Rothing's motion is difficult to understand but he seems to object to Judges Holly Brown and Jim Brown being represented by the Assistant State Attorney General at taxpayers' expense. He petitions the Court to determine the validity of these seemingly illegal actions and to obtain a declaration of the rights of the taxpayers. ECF 23.

Defendants argue that Rothing's motion fails to meet the criteria under the Montana Uniform Declaratory Judgment Act and that act is procedural for purposes of Erie v. Tomkins, 304 U.S. 64 (1938) and therefore cannot be plead in this federal action. ECF 25-Opposition to Mtn for Declaration of Legal Rights; ECF 26-Judges' Response Brief.

B. Discussion

Rothing's motion is a request for a declaratory judgment regarding the state of Montana's scheme for payment of litigation expenses of state employees. The Court has previously determined that the judges' motion to dismiss must be granted and therefore Rothing's Motion for Declaration of Rights will be denied.


1. Defendants Holly Brown and John Brown's Motion to Dismiss for Lack of Jurisdiction and for Failure to State a Claim ( ECF 5 ) is GRANTED.

2. Defendants Lambert, Skinner and White's Motion to Dismiss for Insufficient Service of Process ( ECF 7 ) is GRANTED. The Court will allow Rothing sixty days from the date of this Order to file proof of proper service upon these Defendants.

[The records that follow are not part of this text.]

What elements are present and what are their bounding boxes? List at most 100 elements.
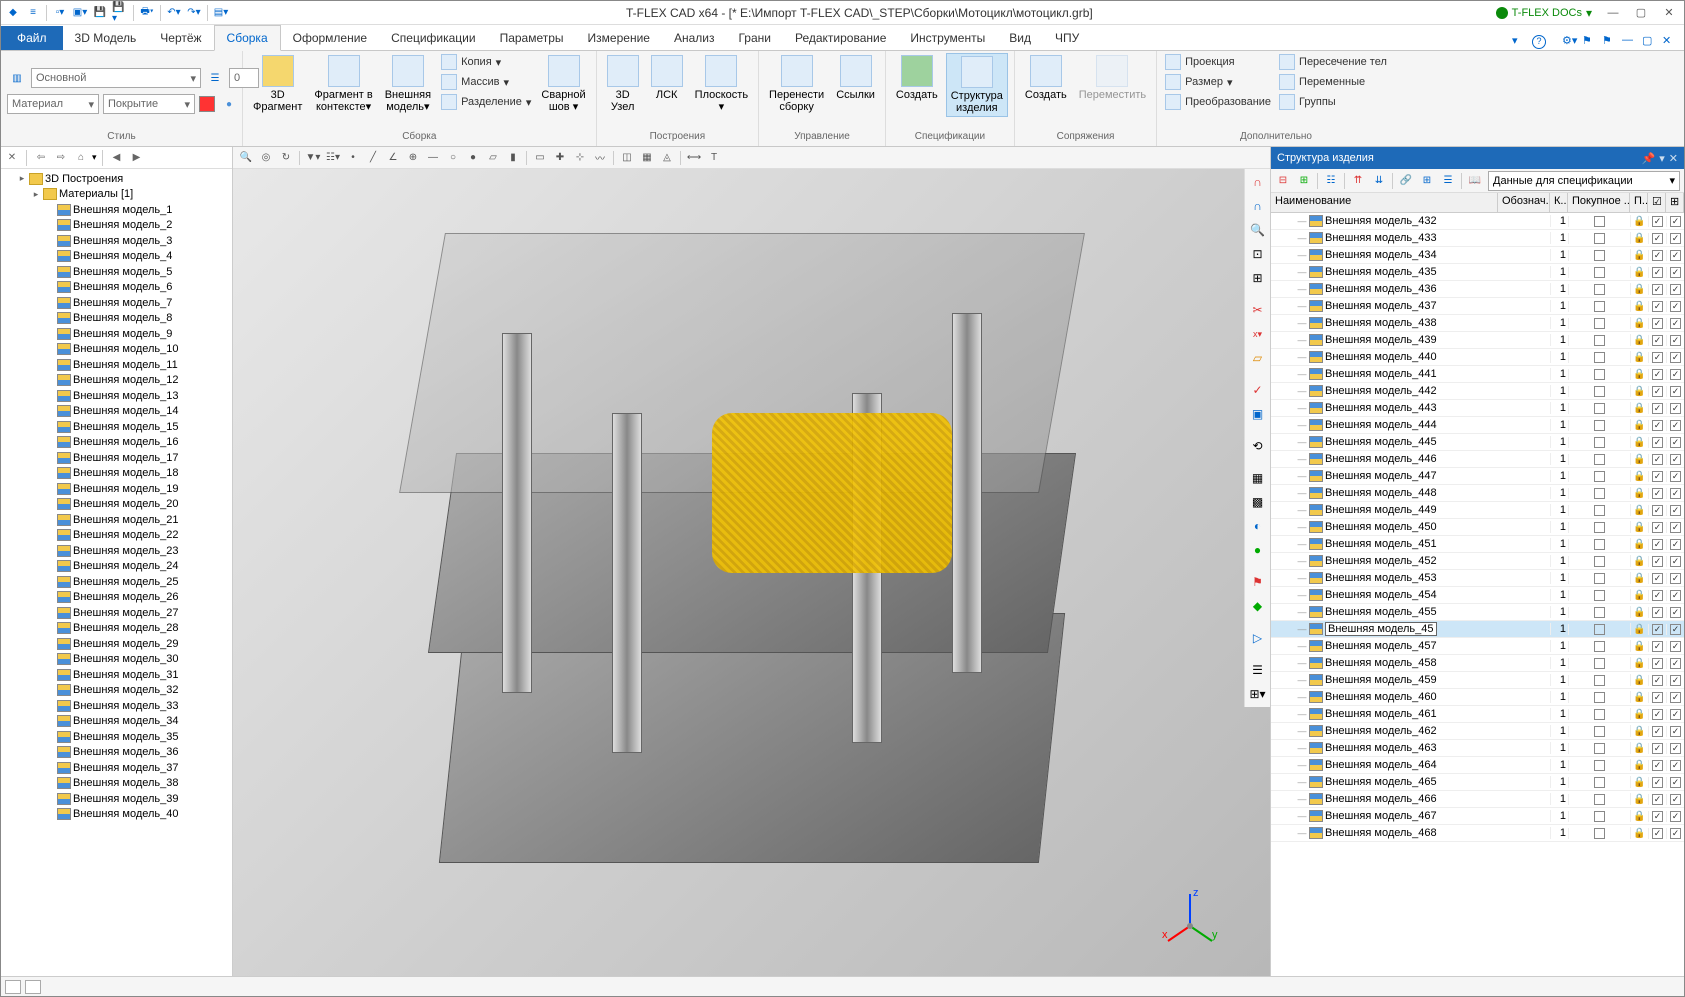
- tree-home-icon[interactable]: ⌂: [72, 149, 90, 167]
- tree-left-icon[interactable]: ◀: [108, 149, 126, 167]
- variables-button[interactable]: Переменные: [1277, 73, 1389, 91]
- undo-icon[interactable]: ↶▾: [166, 5, 182, 21]
- tree-materials[interactable]: ▸Материалы [1]: [1, 187, 232, 203]
- structure-row[interactable]: —Внешняя модель_4371🔒: [1271, 298, 1684, 315]
- cube-green-icon[interactable]: ◆: [1247, 595, 1269, 617]
- zoom-area-icon[interactable]: ⊡: [1247, 243, 1269, 265]
- color-swatch[interactable]: [199, 96, 215, 112]
- st-tree-icon[interactable]: ☷: [1321, 171, 1341, 191]
- tree-model-item[interactable]: Внешняя модель_6: [1, 280, 232, 296]
- st-expand-icon[interactable]: ⊟: [1273, 171, 1293, 191]
- weld-button[interactable]: Сварнойшов ▾: [537, 53, 589, 115]
- tree-right-icon[interactable]: ▶: [128, 149, 146, 167]
- hidden-icon[interactable]: ▩: [1247, 491, 1269, 513]
- help-dropdown-icon[interactable]: ▾: [1512, 34, 1528, 50]
- structure-row[interactable]: —Внешняя модель_4471🔒: [1271, 468, 1684, 485]
- spec-create-button[interactable]: Создать: [892, 53, 942, 103]
- col-p[interactable]: П...: [1630, 193, 1648, 212]
- tab-8[interactable]: Грани: [726, 26, 783, 50]
- new-icon[interactable]: ▫▾: [52, 5, 68, 21]
- col-name[interactable]: Наименование: [1271, 193, 1498, 212]
- tree-model-item[interactable]: Внешняя модель_38: [1, 776, 232, 792]
- vp-edge-icon[interactable]: —: [424, 149, 442, 167]
- tree-model-item[interactable]: Внешняя модель_20: [1, 497, 232, 513]
- tree-model-item[interactable]: Внешняя модель_17: [1, 450, 232, 466]
- structure-row[interactable]: —Внешняя модель_4361🔒: [1271, 281, 1684, 298]
- style-combo[interactable]: Основной▾: [31, 68, 201, 88]
- flag2-icon[interactable]: ⚑: [1602, 34, 1618, 50]
- structure-row[interactable]: —Внешняя модель_4551🔒: [1271, 604, 1684, 621]
- st-link-icon[interactable]: 🔗: [1396, 171, 1416, 191]
- vp-path-icon[interactable]: 〰: [591, 149, 609, 167]
- structure-row[interactable]: —Внешняя модель_4621🔒: [1271, 723, 1684, 740]
- redo-icon[interactable]: ↷▾: [186, 5, 202, 21]
- material-combo[interactable]: Материал▾: [7, 94, 99, 114]
- split-button[interactable]: Разделение ▾: [439, 93, 533, 111]
- structure-row[interactable]: —Внешняя модель_4501🔒: [1271, 519, 1684, 536]
- render-icon[interactable]: ●: [1247, 539, 1269, 561]
- tab-5[interactable]: Параметры: [488, 26, 576, 50]
- transfer-assembly-button[interactable]: Перенестисборку: [765, 53, 828, 115]
- tree-model-item[interactable]: Внешняя модель_8: [1, 311, 232, 327]
- style-lines-icon[interactable]: ▥: [9, 70, 25, 86]
- tree-model-item[interactable]: Внешняя модель_18: [1, 466, 232, 482]
- vp-section-icon[interactable]: ▦: [638, 149, 656, 167]
- external-model-button[interactable]: Внешняямодель▾: [381, 53, 435, 115]
- tree-model-item[interactable]: Внешняя модель_32: [1, 683, 232, 699]
- tree-model-item[interactable]: Внешняя модель_29: [1, 636, 232, 652]
- structure-row[interactable]: —Внешняя модель_4391🔒: [1271, 332, 1684, 349]
- tree-model-item[interactable]: Внешняя модель_27: [1, 605, 232, 621]
- structure-grid[interactable]: —Внешняя модель_4321🔒—Внешняя модель_433…: [1271, 213, 1684, 976]
- structure-row[interactable]: —Внешняя модель_4511🔒: [1271, 536, 1684, 553]
- tab-6[interactable]: Измерение: [576, 26, 662, 50]
- magnet-blue-icon[interactable]: ∩: [1247, 195, 1269, 217]
- close-doc-icon[interactable]: ✕: [1662, 34, 1678, 50]
- panel-close-icon[interactable]: ✕: [1669, 152, 1678, 165]
- vp-sphere-icon[interactable]: ●: [464, 149, 482, 167]
- tab-9[interactable]: Редактирование: [783, 26, 898, 50]
- structure-row[interactable]: —Внешняя модель_4571🔒: [1271, 638, 1684, 655]
- close-icon[interactable]: ✕: [1656, 4, 1682, 22]
- tree-model-item[interactable]: Внешняя модель_23: [1, 543, 232, 559]
- vp-search-icon[interactable]: 🔍: [237, 149, 255, 167]
- tree-model-item[interactable]: Внешняя модель_10: [1, 342, 232, 358]
- vp-filter-icon[interactable]: ▼▾: [304, 149, 322, 167]
- tree-model-item[interactable]: Внешняя модель_12: [1, 373, 232, 389]
- structure-row[interactable]: —Внешняя модель_4591🔒: [1271, 672, 1684, 689]
- vp-angle-icon[interactable]: ∠: [384, 149, 402, 167]
- file-tab[interactable]: Файл: [1, 26, 63, 50]
- flag-tool-icon[interactable]: ⚑: [1247, 571, 1269, 593]
- magnet-red-icon[interactable]: ∩: [1247, 171, 1269, 193]
- tree-back-icon[interactable]: ⇦: [32, 149, 50, 167]
- maximize-icon[interactable]: ▢: [1628, 4, 1654, 22]
- intersection-button[interactable]: Пересечение тел: [1277, 53, 1389, 71]
- flag-icon[interactable]: ⚑: [1582, 34, 1598, 50]
- tree-model-item[interactable]: Внешняя модель_5: [1, 264, 232, 280]
- tree-model-item[interactable]: Внешняя модель_39: [1, 791, 232, 807]
- structure-row[interactable]: —Внешняя модель_4431🔒: [1271, 400, 1684, 417]
- plane-tool-icon[interactable]: ▱: [1247, 347, 1269, 369]
- fragment-3d-button[interactable]: 3DФрагмент: [249, 53, 306, 115]
- structure-row[interactable]: —Внешняя модель_4541🔒: [1271, 587, 1684, 604]
- open-icon[interactable]: ▣▾: [72, 5, 88, 21]
- structure-row[interactable]: —Внешняя модель_4631🔒: [1271, 740, 1684, 757]
- structure-row[interactable]: —Внешняя модель_4401🔒: [1271, 349, 1684, 366]
- tree-model-item[interactable]: Внешняя модель_4: [1, 249, 232, 265]
- panel-pin-icon[interactable]: 📌: [1642, 152, 1656, 165]
- vp-profile-icon[interactable]: ◫: [618, 149, 636, 167]
- tree-model-item[interactable]: Внешняя модель_2: [1, 218, 232, 234]
- col-qty[interactable]: К...: [1550, 193, 1568, 212]
- params-icon[interactable]: ▤▾: [213, 5, 229, 21]
- array-button[interactable]: Массив ▾: [439, 73, 533, 91]
- tree-model-item[interactable]: Внешняя модель_37: [1, 760, 232, 776]
- tree-model-item[interactable]: Внешняя модель_9: [1, 326, 232, 342]
- vp-weld-icon[interactable]: ◬: [658, 149, 676, 167]
- node3d-button[interactable]: 3DУзел: [603, 53, 643, 115]
- zoom-in-icon[interactable]: 🔍: [1247, 219, 1269, 241]
- gear-icon[interactable]: ⚙▾: [1562, 34, 1578, 50]
- mate-move-button[interactable]: Переместить: [1075, 53, 1150, 103]
- tree-model-item[interactable]: Внешняя модель_16: [1, 435, 232, 451]
- tab-10[interactable]: Инструменты: [898, 26, 997, 50]
- tab-7[interactable]: Анализ: [662, 26, 727, 50]
- axis-x-icon[interactable]: x▾: [1247, 323, 1269, 345]
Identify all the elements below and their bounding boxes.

3. Rothing's Motion for Request for Counsel pursuant to Fed.R.Civ.P. 83.6(4)(b)(1) ( ECF 11 ) is DENIED.

4. Rothing's Motion for Entry of Default Judgment ( ECF 12 ) is DENIED.

5. Rothing's "Combined Motion to Seek Determination and/or Declaration of Legal Rights, Status or other Legal Relations" (ECF 23) is DENIED.

6. Rothing's Motion to Supplement Pleadings pursuant to Fed.R.Civ.P. Rule 15(d) ( ECF 28 ) is GRANTED.